Gemäß § 212. Abs.1 BAO kann auf Ansuchen des Abgabepflichtigen die Abgabenbehörde für Abgaben, hinsichtlich derer ihm gegenüber auf Grund eines Rückstandsausweises (§ 229) Einbringungsmaßnahmen für den Fall des bereits erfolgten oder späteren Eintrittes aller Voraussetzungen hiezu in Betracht kommen, den Zeitpunkt der Entrichtung der Abgaben hinausschieben (Stundung) oder die Entrichtung in Raten bewilligen, wenn die sofortige oder die sofortige volle Entrichtung der Abgaben für den Abgabepflichtigen mit erheblichen Härten verbunden wäre und die Einbringlichkeit der Abgaben durch den Aufschub nicht gefährdet wird. Eine vom Ansuchen abweichende Bewilligung von Zahlungserleichterungen kann sich auch auf Abgaben, deren Gebarung mit jener der den Gegenstand des Ansuchens bildenden Abgaben zusammengefasst verbucht wird (§ 213), erstrecken.

Abs. 3 Wird die Bewilligung einer Zahlungserleichterung durch Abänderung oder Zurücknahme des Bescheides widerrufen (§ 294), so steht dem Abgabepflichtigen für die Entrichtung des noch aushaftenden Abgabenbetrages eine Nachfrist von einem Monat ab Bekanntgabe des Widerrufsbescheides zu. Soweit einem vor Ablauf der für die Entrichtung einer Abgabe zur Verfügung stehenden Frist oder während der Dauer eines diese Abgabe betreffenden Zahlungsaufschubes im Sinn des § 212 Abs. 2 zweiter Satz eingebrachten Ansuchen um Zahlungserleichterungen nicht stattgegeben wird, steht dem Abgabepflichtigen für die Entrichtung eine Nachfrist von einem Monat ab Bekanntgabe des das Ansuchen erledigenden Bescheides zu. Dies gilt - abgesehen von Fällen des Abs. 4 - nicht für innerhalb der Nachfristen des ersten oder zweiten Satzes eingebrachte Ansuchen um Zahlungserleichterungen.
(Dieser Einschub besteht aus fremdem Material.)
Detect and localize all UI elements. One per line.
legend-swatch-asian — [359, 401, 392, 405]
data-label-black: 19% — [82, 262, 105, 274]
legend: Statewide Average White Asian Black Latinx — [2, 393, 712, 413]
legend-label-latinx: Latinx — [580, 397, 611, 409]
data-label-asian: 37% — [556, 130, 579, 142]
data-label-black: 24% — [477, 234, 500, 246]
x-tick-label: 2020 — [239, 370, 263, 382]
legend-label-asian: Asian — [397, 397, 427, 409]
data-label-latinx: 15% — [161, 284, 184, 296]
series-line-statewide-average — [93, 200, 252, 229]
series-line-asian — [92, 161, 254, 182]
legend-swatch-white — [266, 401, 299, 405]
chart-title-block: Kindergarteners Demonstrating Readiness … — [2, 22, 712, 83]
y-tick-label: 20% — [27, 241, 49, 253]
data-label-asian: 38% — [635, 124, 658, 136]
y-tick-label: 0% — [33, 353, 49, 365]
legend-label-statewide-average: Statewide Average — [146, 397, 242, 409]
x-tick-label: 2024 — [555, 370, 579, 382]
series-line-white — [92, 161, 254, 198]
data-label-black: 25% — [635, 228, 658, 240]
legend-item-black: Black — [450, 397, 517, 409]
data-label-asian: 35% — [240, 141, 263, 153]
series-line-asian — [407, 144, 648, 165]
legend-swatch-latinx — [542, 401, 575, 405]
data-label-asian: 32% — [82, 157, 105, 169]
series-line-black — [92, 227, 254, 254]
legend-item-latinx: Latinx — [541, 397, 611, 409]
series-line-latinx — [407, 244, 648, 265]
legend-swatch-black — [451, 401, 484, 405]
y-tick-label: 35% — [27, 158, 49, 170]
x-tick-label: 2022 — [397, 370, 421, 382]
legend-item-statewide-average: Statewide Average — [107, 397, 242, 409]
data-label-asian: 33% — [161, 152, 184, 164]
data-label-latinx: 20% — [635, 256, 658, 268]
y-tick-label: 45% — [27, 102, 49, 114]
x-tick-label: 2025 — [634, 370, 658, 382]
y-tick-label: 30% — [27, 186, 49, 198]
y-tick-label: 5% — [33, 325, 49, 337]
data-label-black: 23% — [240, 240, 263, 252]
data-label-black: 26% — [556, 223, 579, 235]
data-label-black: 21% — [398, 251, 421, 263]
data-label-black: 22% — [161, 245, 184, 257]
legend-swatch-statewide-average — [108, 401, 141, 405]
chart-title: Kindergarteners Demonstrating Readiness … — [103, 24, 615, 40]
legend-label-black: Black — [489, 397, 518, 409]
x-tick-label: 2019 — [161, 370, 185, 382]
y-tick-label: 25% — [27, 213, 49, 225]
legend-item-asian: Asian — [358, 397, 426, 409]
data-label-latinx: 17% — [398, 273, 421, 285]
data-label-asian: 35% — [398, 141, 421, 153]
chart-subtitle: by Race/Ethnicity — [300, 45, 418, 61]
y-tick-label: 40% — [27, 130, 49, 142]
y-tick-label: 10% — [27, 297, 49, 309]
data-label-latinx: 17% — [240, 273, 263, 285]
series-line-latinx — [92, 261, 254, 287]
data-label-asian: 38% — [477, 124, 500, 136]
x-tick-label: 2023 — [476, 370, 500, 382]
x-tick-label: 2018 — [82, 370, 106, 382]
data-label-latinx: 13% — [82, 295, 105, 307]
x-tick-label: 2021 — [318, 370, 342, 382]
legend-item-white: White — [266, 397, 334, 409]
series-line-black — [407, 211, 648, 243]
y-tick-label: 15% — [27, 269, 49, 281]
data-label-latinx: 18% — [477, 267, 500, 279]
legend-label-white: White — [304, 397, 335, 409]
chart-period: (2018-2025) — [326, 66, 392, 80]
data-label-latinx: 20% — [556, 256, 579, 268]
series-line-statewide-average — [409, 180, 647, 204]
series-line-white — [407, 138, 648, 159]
Abs. 4 Die für Ansuchen um Zahlungserleichterungen geltenden Vorschriften sind auf Berufungen gegen die Abweisung derartiger Ansuchen und auf solche Berufungen betreffende Vorlageanträge (§ 276 Abs. 2) sinngemäß anzuwenden.

Wie oben ausgeführt wurde in der schriftlichen Selbstanzeige ein Stundungsansuchen eingebracht. Die Abgabennachforderung wurde bereits vor Ablauf der beantragten Frist und vor Entscheidung über das Stundungsansuchen am 3. Mai 2010 durch eine Gutschrift auf dem Abgabenkonto beglichen, damit ist auch die Voraussetzung der Entrichtung im Sinne des § 29 Abs. 2 FinStrG erfüllt.

Der Einleitungsbescheid war daher wegen des Vorliegens einer wirksamen Selbstanzeige aufzuheben.